The production of polymers through utilization of renewable resources has been a field of increasing interest for many years. For example, great interest has been shown in polymers formed from lactic acid. Lactic acid occurs in nature via fermentation of carbohydrates such as glucose, sucrose, and lactose. Lactic acid is commercially produced by fermentation of whey, cornstarch, potatoes, molasses, and the like. In forming lactic acid-based polymers, the lactic acid is first oligomerized then depolymerized to form lactide monomer which is then polymerized to high molecular weight polylactide or polylactic acid (PLA). According to current commercial processes, the lactide is processed so as to obtain high purity L-lactide, which is then subjected to a ring-opening polymerization process to form the product crystalline polymers. Polymers formed to date derived from D-lactide and meso-lactide monomers have been shown to be more amorphous, and thus D- and meso-lactide polymers have not been considered to be particularly useful for commercial applications, and particularly in applications in which high semi-crystalline thermoplastic polymer performance characteristics (e.g., high strength, high glass transition temperature (Tg), etc.) are required.
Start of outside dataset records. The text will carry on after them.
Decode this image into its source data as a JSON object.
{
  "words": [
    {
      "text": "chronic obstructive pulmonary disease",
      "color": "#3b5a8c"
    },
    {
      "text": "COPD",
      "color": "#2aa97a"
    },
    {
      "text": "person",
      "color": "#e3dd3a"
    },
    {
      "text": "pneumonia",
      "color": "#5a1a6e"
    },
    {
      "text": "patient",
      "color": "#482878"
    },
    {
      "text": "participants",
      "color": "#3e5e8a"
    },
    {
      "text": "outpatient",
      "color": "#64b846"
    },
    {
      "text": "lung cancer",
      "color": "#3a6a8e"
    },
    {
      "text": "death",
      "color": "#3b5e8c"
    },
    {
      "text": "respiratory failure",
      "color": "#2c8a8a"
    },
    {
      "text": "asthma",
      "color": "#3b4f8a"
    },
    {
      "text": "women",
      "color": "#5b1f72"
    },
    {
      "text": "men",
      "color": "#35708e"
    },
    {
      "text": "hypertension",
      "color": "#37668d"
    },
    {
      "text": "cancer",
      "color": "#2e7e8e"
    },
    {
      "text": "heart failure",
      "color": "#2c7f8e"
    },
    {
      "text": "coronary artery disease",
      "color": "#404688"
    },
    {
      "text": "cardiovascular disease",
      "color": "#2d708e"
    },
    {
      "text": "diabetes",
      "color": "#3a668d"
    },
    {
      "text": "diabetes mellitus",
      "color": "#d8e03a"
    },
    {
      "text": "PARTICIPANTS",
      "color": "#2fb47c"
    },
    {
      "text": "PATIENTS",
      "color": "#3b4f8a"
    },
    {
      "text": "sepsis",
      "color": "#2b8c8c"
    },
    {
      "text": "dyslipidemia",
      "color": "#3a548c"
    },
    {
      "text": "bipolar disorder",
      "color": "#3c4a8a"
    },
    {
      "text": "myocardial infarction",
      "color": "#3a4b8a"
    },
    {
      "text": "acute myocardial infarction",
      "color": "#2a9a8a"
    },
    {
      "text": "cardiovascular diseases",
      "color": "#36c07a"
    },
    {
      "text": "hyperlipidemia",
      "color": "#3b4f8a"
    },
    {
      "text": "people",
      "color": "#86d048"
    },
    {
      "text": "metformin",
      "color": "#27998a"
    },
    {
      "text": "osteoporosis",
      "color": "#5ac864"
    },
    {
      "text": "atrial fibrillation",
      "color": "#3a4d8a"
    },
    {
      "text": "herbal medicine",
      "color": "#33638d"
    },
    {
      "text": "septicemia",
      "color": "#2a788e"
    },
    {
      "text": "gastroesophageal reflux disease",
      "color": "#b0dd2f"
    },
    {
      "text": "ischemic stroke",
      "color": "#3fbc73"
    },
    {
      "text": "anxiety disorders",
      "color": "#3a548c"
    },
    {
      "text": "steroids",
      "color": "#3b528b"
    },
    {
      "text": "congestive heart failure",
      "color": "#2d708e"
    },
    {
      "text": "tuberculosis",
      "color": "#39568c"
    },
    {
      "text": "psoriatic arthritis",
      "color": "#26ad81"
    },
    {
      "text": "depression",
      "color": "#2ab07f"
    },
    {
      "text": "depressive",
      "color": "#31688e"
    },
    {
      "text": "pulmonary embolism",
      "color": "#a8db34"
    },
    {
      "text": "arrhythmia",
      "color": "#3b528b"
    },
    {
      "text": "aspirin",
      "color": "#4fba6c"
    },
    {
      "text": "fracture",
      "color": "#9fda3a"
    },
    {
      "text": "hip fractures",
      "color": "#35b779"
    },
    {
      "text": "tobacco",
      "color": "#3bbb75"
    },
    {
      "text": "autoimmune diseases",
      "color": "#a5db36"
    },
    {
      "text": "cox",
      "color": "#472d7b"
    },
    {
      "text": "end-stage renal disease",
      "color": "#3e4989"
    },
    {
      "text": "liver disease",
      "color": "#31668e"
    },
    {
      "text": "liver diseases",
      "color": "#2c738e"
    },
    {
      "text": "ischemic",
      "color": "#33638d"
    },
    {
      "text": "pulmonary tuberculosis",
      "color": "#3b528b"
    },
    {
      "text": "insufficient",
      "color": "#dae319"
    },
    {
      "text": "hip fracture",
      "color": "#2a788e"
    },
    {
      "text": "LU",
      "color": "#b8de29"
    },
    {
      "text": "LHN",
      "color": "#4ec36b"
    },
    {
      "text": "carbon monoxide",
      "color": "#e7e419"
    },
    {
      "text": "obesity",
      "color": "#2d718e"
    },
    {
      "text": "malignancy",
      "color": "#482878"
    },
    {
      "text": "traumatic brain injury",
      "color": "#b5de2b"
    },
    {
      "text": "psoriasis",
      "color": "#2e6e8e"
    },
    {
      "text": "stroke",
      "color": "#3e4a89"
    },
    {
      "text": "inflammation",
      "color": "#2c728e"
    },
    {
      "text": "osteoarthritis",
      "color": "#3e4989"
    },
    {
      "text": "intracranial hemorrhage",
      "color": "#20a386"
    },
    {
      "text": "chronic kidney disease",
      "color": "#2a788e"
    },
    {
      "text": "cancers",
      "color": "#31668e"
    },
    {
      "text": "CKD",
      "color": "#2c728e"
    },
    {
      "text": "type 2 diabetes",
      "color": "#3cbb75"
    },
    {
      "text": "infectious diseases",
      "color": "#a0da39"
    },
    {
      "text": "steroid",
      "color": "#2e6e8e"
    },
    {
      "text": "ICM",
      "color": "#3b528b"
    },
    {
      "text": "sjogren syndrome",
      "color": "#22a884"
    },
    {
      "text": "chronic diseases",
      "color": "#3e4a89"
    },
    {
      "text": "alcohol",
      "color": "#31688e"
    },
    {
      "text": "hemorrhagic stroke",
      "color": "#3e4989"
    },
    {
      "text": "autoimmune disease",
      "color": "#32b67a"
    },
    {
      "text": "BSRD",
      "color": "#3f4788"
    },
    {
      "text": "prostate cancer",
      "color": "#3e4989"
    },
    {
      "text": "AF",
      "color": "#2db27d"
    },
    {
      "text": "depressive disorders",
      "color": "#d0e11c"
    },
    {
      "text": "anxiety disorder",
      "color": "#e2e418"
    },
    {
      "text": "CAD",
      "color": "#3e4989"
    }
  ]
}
The polymers obtained to date including renewable resource-derived materials tend to have very limited applications, though some polylactide products based upon L-lactide alone such as those commercialized by Natureworks, LLC are beginning to show possible application in some fiber and film technologies. Attempts to include materials derived from renewable resources in broader-based applications have been limited due to cost considerations as well as due to loss of critical properties of the polymeric product upon replacement of the traditional components with the renewable resource derived intermediates. For example, the hydrolytic stability of polymers formed from renewable resources is often such that they degrade too quickly during use, rendering them unsuitable for many applications. Other problems encountered include unacceptable increase in the viscosity of resins upon alteration or removal of the traditional components and unacceptable loss of mechanical and thermal properties, e.g., glass transition temperature, modulus, and strength characteristics, upon inclusion of the renewable resource derived components.
What is needed in the art are polymeric materials that can include monomers, oligomers, polymer blocks, and even entire polymers derived from renewable resources. Moreover, what is needed in the art are polymeric materials incorporating these components that can exhibit qualities suitable for use in applications currently employing materials derived exclusively from non-renewable resources such as traditional vinyl ester-styrene resins.